Victor
Lavalle - La ballade de Black Tom - Le Bélial’
La vie de Charles Thomas Tester n’est pas ce
qu’on pourrait appeler un jardin de roses. Surtout quand on en endosse la peau d’un noir américain vivant
à Harlem en 1924. Peu désireux d’emprunter les pas d’esclaves salariés de ses
parents (sa mère est morte à la tâche), le jeune homme fait sembler de jouer de
la guitare offerte par son père pour gratter quelques sous. Dans la quête de
gains plus substantiels, ses errances le portent parfois ailleurs, dans le
Queens par exemple. Il fait commerce de livres avec une vieille dame
inquiétante au nom de divinité égyptienne, ou anime les soirées d’un certain
Robert Suydam, un riche excentrique versé dans les sciences occultes. Mais le
plus grand danger de ces quartiers aisés restent les Blancs et les flics qu’il
convient d’éviter afin de ne pas subir coups ou vexations.

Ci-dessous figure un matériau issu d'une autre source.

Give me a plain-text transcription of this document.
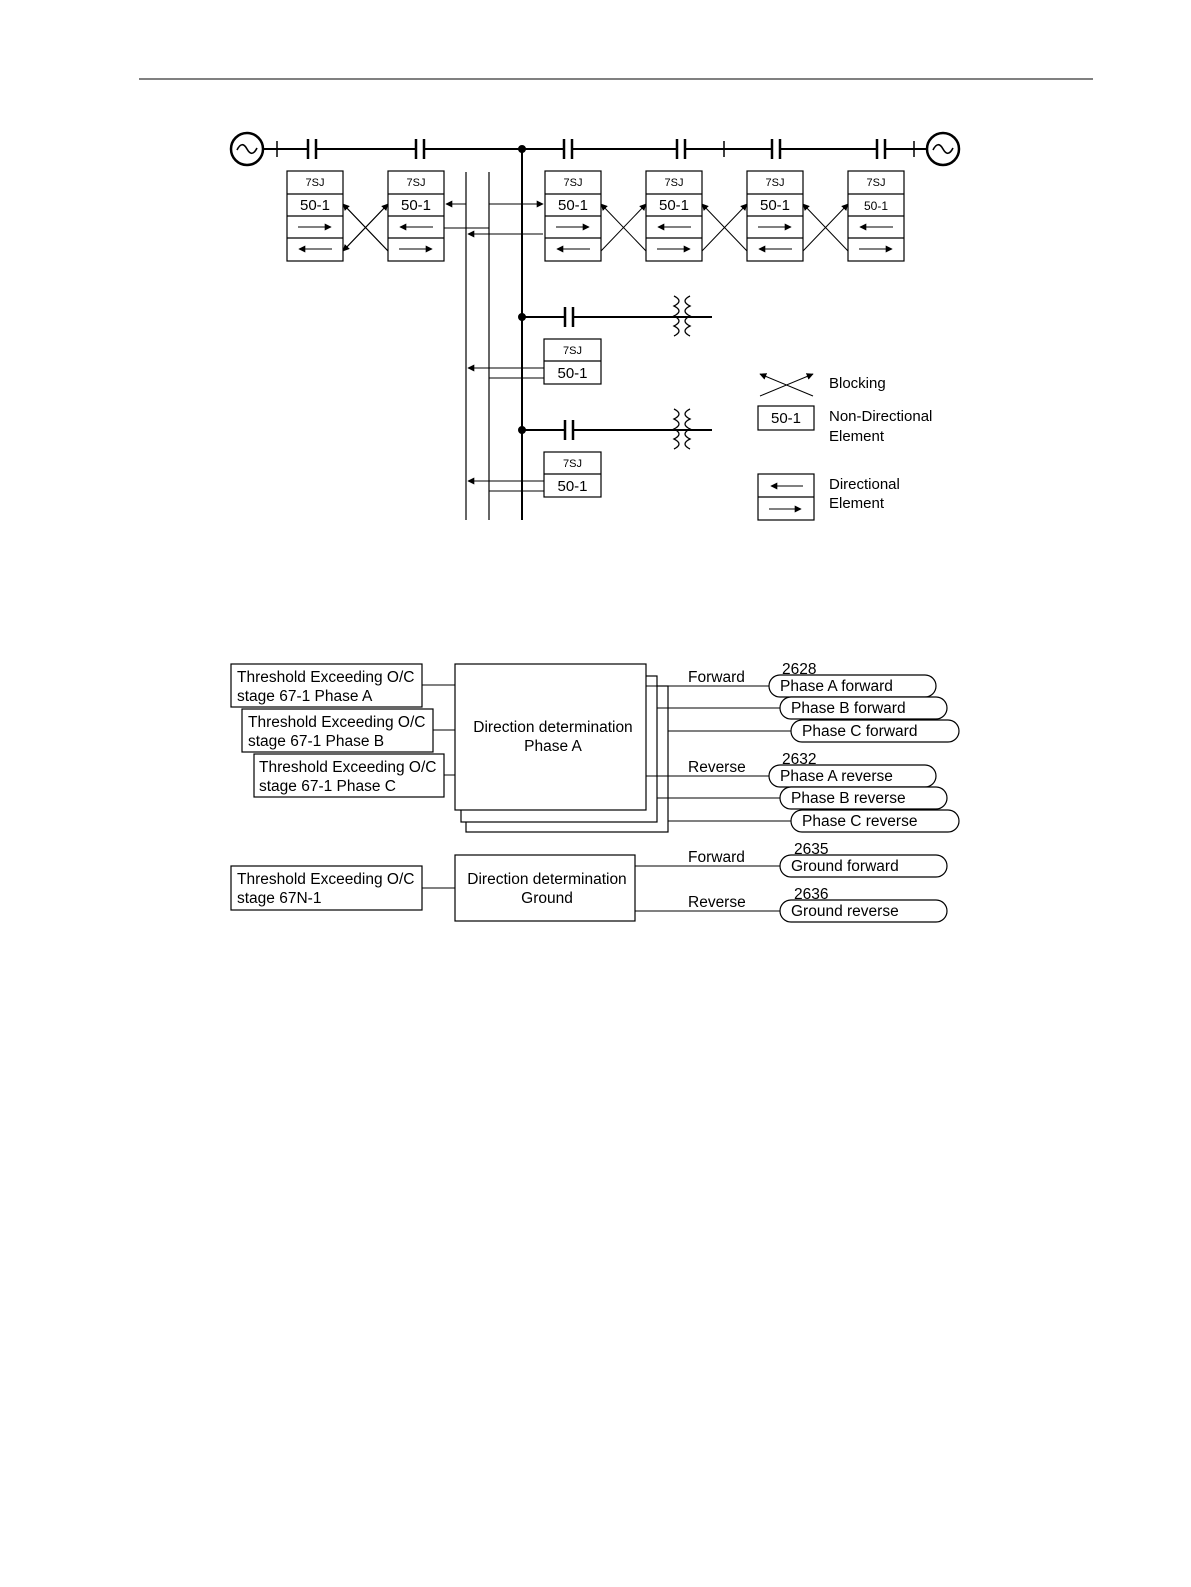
7SJ
50-1
7SJ
50-1
7SJ
50-1
7SJ
50-1
7SJ
50-1
7SJ
50-1
7SJ
50-1
7SJ
50-1
Blocking
50-1 Non-Directional
Element
Directional
Element
Threshold Exceeding O/C
stage 67-1 Phase A
Threshold Exceeding O/C
stage 67-1 Phase B
Threshold Exceeding O/C
stage 67-1 Phase C
Direction determination
Phase A
Forward
Reverse
2628
2632
Phase A forward
Phase B forward
Phase C forward
Phase A reverse
Phase B reverse
Phase C reverse
Threshold Exceeding O/C
stage 67N-1
Direction determination
Ground
Forward
Reverse
2635
2636
Ground forward
Ground reverse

La ballade de Black Tom est la première œuvre traduite de Victor
Lavalle, écrivain new-yorkais né en 1972, auteur de quatre romans et d’un
recueil de nouvelles. Le romancier s’attaque ici à une nouvelle de HP Lovecraft « The Horror Red
Hook » dont il propose une relecture. Il ne s’agit pas de n’importe quel
challenge. Le texte du reclus de Providence est un condensé de phobie raciste
et de peur de la modernité.
Peur, voilà le maître
mot. Lavalle opère un premier renversement en lui substituant un autre vocable,
la haine. Celle qu’éprouve le jeune Tester, un de ces noirs issus de la
« Tour de Babel » aux « dialectes blasphématoires » -
pour reprendre les expressions de Lovecraft - à l’égard de l’establishment
blanc. On retrouve entre autres, les personnages de Ma Att, de Suydam, du
policier Malone. Dans le récit originel, le grand auteur fantastique avait
représenté l’inspecteur sous les traits d’un homme intelligent et sensible.
Victor Lavalle en fait sobrement un flic blanc un plus malin que les autres. Le
récit est composé de deux parties, la première portée par le héros, la seconde
par Malone, car Tester, élève de Suydam, devient Black Tom, personnage hors
champ aspiré dans une réalité supérieure. Autre renversement, la novella de
Lavalle s’achève à Chepachet là où démarre la fiction de Lovecraft.
Quel but poursuit Black Tom ex Charles Thomas Tester ? La dernière parole proférée à Malone le
révèle : « Je préfère cent fois Cthulhu aux monstres que vous êtes ».
Comme l’a remarqué Jean-Daniel Brèque, échanger un tyran contre un autre
c’était déjà le propos de James Tiptree dans « The women men don’t
see ».
L’auteur a particulièrement
réussi les scènes de terreur dans la maison de Robert Suydam et les sous sols des
trois immeubles de Red Hook. Dans ce qui constitue un des
meilleurs « Une Heure-Lumière » publié à ce jour, Victor
Lavalle rend un hommage appuyé et critique à son illustre aîné. Innombrables en
effet sont les mondes. Un univers suffit à peine à faire émerger la vie, mais
toute vie s’éclaire de mille univers.